I save multiple lives every time I donate blood. Over the course of a year, I save up to a potential twenty lives, not to mention the medical research I aid with any leftover blood. Yet, chances are that when I come to need donated blood myself, I’ll find it hard to get any, because of the selfishness of other Australians. The process is fast (about half an hour from registration/paperwork to being handed cookies and cordial to replenish your energy), and painless (one needle prick, that’s all). The tangible benefits far outweigh the possible negatives, especially in a developed country like Australia which has high rates of medical hygiene. There’s really no reason for this apathy on Australia’s part.
So a proposal: If you’re eligible to donate blood, yet never have, you’re immediately exempt from receiving blood in the event that you end up in hospital. Fuck the Hippocratic oath. You get what you give. You don’t give blood, you don’t get blood. Let’s see how many people sign up to donate then.
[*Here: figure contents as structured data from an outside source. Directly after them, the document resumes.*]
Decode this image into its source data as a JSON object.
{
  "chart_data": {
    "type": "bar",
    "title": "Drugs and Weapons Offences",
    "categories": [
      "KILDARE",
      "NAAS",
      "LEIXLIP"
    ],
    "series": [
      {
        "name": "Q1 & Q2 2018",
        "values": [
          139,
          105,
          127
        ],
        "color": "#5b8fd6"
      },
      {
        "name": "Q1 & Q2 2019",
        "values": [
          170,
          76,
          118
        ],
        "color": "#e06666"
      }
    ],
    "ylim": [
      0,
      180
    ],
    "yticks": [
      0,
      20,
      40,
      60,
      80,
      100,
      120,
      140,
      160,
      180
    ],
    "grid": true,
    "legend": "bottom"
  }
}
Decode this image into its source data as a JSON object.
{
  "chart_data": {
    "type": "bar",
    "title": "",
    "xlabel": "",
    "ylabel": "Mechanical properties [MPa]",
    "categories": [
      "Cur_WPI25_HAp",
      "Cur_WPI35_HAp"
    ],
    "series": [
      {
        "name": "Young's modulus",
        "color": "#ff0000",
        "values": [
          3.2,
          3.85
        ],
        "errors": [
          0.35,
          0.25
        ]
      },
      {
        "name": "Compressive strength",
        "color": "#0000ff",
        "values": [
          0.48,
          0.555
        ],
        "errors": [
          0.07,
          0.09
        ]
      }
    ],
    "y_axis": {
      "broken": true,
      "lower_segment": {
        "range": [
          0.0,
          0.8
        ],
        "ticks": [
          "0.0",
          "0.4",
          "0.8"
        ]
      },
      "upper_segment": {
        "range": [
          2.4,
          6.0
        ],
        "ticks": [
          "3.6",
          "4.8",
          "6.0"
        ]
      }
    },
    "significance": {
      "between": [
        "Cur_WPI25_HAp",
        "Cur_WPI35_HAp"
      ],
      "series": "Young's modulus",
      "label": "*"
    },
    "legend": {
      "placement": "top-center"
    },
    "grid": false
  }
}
November 5 2008: Best Birthday Present Ever
Filed under Politics with 31 Comments
It was only four years ago that I was on my Freewebs site, cursing all Americans for their stupidity in re-electing George Bush. And today? Best. Birthday. Present. Ever. Thank you America. You’ve made me very happy. You’ve made the whole world very happy, and your respect rating just skyrocketed.
New theme as well, in support of the victory, modelled somewhat on Obama’s own website. I debuted it somewhat early in the count, when Ohio was called for Obama, because I knew from that point that we had won. We’d won. Yes we can? Yes we have.
I love you all. It’s been a fantastic birthday. I’ve been crying all day because I’ve just been so emotionally moved by what I was witnessing. We’ve just witnessed history taking place. The world will become a better place.